街観光は婚約者とともに
ライゼクス邸襲撃の後、綺麗なライルをガイジス邸に送り込んだら、なんか平和的に解決してきた。あらかじめ、リーズベルトさんが動いてある提案を渡したそうだが、まさか受け入れられるとは思わなかったようだ。まぁ、そんな訳で事件は解決。誰も死ななかったことは良かったと思う。しかし、新たな危機が俺を襲っていた。
「来人様、デートしましょう!愛を深めましょう!」
「う、うん。もう少し仲良くなってからでいいんじゃないかな?」
「何言ってるんですか!デートしないと仲良くなんてなりません。愛を深められません。いきますよ、デート!」
拒否権は最初からなかったか、ベータも、止めてくれないし、やはりデートに行かないとダメなのか。
こうして、アイリーンと来人は街にデートに行く事になった。
「そういえば、この街を歩くの初めてだな。馬車で通り抜けただけだったし。」
「そうですね、あの時は屋敷に直行しましたしね。でしたら、観光デートと参りましょう。案内します!」
「う、うん。よろしく、ア、アイリーン。」
「はい!お任せください!」
アイリーンはとてもずっと幸せそうに微笑んでいた。それに対して来人はかなり顔色が悪かった。
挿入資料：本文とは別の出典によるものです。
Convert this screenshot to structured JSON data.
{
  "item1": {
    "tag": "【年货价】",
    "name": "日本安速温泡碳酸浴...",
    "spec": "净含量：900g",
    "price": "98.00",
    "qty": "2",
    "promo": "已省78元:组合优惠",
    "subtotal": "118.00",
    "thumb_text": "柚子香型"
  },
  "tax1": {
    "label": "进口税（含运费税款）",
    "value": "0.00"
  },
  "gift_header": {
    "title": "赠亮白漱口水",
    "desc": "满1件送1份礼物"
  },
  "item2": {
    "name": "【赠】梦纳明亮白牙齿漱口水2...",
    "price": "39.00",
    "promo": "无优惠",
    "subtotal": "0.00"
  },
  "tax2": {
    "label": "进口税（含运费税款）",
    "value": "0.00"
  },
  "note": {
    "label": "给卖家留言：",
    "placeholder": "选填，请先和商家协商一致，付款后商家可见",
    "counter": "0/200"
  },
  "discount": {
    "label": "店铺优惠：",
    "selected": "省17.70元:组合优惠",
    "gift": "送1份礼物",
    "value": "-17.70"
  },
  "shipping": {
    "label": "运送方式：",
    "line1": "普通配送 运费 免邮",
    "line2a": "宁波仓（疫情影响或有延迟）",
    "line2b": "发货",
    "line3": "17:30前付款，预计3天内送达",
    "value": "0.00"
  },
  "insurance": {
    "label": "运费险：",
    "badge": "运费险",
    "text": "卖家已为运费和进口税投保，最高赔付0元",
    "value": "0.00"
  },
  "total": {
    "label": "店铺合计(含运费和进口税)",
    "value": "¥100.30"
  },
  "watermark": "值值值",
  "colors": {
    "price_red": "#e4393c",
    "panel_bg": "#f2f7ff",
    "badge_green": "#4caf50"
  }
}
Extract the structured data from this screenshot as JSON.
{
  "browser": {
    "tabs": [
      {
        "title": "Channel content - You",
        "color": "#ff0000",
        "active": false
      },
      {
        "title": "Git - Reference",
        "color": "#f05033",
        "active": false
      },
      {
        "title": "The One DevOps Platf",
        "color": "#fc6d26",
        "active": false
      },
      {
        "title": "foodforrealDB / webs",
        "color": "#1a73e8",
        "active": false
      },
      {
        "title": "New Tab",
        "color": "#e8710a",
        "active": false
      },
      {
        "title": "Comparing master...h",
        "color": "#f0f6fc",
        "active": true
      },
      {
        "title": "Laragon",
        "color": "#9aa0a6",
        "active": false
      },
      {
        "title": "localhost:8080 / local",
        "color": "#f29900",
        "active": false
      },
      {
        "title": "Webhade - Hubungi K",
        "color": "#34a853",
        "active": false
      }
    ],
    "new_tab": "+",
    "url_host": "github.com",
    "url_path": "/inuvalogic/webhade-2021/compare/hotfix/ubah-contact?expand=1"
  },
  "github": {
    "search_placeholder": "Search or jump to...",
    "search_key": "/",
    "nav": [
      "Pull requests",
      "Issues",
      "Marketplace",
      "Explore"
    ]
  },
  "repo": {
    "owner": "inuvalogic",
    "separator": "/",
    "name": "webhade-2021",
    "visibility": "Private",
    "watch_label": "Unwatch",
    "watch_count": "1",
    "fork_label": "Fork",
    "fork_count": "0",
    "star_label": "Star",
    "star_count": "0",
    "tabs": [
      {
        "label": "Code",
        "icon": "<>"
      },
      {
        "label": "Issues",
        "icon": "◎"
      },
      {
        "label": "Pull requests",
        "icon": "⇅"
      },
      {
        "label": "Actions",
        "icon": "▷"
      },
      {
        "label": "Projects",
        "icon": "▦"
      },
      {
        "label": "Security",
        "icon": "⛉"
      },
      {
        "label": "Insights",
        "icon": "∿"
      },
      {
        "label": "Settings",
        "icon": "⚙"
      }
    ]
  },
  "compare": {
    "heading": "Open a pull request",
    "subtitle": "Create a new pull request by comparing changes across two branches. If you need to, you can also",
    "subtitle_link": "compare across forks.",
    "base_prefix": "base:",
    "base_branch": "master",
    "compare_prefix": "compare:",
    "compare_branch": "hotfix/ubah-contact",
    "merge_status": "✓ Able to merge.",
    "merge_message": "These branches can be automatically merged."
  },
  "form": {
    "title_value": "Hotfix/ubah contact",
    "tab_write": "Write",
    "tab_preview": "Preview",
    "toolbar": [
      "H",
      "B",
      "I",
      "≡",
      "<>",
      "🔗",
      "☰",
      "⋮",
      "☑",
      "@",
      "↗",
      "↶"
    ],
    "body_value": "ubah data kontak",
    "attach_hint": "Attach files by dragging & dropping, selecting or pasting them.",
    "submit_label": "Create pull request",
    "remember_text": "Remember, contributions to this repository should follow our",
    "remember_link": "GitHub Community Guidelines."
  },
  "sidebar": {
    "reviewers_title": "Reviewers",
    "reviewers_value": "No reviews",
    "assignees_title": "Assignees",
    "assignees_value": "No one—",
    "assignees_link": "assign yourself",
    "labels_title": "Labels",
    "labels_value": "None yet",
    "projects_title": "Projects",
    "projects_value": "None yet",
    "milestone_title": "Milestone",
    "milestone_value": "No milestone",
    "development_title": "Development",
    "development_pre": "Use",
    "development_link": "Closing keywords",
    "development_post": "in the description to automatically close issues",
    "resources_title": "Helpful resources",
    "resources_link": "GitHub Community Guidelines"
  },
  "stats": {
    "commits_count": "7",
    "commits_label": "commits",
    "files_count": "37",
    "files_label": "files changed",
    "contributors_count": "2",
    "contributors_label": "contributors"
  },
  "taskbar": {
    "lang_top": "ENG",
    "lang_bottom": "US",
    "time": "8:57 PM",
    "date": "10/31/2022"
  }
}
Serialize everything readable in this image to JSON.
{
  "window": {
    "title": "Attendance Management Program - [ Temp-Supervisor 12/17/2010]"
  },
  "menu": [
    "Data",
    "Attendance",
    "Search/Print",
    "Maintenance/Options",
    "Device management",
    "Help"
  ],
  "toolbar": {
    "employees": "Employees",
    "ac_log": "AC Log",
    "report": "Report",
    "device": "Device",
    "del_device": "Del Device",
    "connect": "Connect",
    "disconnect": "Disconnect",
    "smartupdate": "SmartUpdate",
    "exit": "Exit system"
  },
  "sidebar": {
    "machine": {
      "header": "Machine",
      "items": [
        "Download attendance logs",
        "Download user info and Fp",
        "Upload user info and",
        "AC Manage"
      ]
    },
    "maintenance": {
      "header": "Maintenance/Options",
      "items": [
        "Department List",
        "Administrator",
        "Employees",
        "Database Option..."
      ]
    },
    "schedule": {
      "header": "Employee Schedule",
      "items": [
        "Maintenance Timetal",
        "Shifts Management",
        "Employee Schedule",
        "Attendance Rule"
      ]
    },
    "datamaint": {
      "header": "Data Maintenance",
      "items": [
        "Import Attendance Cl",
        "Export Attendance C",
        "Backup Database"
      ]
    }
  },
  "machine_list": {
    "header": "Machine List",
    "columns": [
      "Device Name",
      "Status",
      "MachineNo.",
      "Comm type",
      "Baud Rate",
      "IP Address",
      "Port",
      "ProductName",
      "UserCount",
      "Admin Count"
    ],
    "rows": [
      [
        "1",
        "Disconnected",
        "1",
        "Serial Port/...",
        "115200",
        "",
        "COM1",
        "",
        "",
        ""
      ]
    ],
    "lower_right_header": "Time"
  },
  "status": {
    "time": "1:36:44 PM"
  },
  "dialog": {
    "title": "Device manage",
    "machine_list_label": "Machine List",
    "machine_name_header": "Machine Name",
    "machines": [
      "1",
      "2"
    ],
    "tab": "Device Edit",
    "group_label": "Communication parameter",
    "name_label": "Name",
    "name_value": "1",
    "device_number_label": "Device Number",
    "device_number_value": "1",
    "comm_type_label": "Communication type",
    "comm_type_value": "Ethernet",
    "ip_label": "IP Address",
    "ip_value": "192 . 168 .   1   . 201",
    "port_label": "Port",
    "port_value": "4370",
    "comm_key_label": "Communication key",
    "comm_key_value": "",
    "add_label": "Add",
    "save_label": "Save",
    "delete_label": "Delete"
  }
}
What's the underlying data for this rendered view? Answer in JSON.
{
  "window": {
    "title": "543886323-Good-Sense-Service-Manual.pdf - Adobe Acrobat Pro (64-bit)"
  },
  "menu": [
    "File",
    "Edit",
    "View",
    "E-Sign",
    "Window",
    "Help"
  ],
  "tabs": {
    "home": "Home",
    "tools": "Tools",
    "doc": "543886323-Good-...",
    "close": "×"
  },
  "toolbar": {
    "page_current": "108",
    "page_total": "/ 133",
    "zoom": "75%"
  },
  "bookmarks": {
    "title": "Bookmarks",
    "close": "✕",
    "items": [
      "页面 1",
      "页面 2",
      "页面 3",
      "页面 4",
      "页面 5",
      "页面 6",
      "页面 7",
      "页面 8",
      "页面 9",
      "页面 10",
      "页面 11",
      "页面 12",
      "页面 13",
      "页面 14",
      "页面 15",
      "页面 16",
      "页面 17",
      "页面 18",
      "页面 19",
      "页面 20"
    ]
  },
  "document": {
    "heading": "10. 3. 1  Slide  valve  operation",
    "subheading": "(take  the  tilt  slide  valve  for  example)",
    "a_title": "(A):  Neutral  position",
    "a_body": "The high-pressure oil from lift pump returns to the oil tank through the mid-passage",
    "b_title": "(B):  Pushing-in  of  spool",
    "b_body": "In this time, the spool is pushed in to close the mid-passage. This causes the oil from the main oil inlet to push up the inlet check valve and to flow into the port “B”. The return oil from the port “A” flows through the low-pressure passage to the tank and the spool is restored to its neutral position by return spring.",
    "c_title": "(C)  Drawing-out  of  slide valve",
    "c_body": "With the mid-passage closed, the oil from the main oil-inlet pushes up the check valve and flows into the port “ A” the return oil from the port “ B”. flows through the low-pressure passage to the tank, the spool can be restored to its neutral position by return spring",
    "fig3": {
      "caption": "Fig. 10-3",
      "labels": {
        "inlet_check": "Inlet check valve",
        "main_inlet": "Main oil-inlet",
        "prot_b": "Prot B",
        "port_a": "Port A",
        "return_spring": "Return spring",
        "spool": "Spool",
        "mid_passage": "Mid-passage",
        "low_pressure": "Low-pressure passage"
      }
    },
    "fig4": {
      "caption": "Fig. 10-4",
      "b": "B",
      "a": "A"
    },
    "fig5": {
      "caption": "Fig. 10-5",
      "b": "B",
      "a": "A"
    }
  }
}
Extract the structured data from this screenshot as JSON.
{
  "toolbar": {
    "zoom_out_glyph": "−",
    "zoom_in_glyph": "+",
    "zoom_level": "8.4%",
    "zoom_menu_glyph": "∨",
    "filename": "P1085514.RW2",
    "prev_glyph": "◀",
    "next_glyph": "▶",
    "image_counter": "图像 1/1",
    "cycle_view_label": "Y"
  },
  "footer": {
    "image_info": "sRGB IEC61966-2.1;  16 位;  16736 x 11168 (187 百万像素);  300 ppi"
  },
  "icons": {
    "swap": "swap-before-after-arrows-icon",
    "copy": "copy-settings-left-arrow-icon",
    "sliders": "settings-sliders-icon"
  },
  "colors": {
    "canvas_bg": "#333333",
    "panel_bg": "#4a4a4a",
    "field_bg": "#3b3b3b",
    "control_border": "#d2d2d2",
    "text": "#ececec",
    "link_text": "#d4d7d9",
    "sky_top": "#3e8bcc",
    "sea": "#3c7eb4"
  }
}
「ここは大通りです。いろんな店が並んでいて、街で一番人の行き来が多い場所ですね。そして、向こう側に美味しい料理の出す店があります。」
「へぇー。それは食べてみたいな。」
「そうですか、また、デートしてくれるってことですね。ありがとうございます。」
「なっ!あ、あー、うん、そうだね。また来ようかな?」
「はい!その時はよろしくお願いします。」
その時のアイリーンは少し顔が赤かった。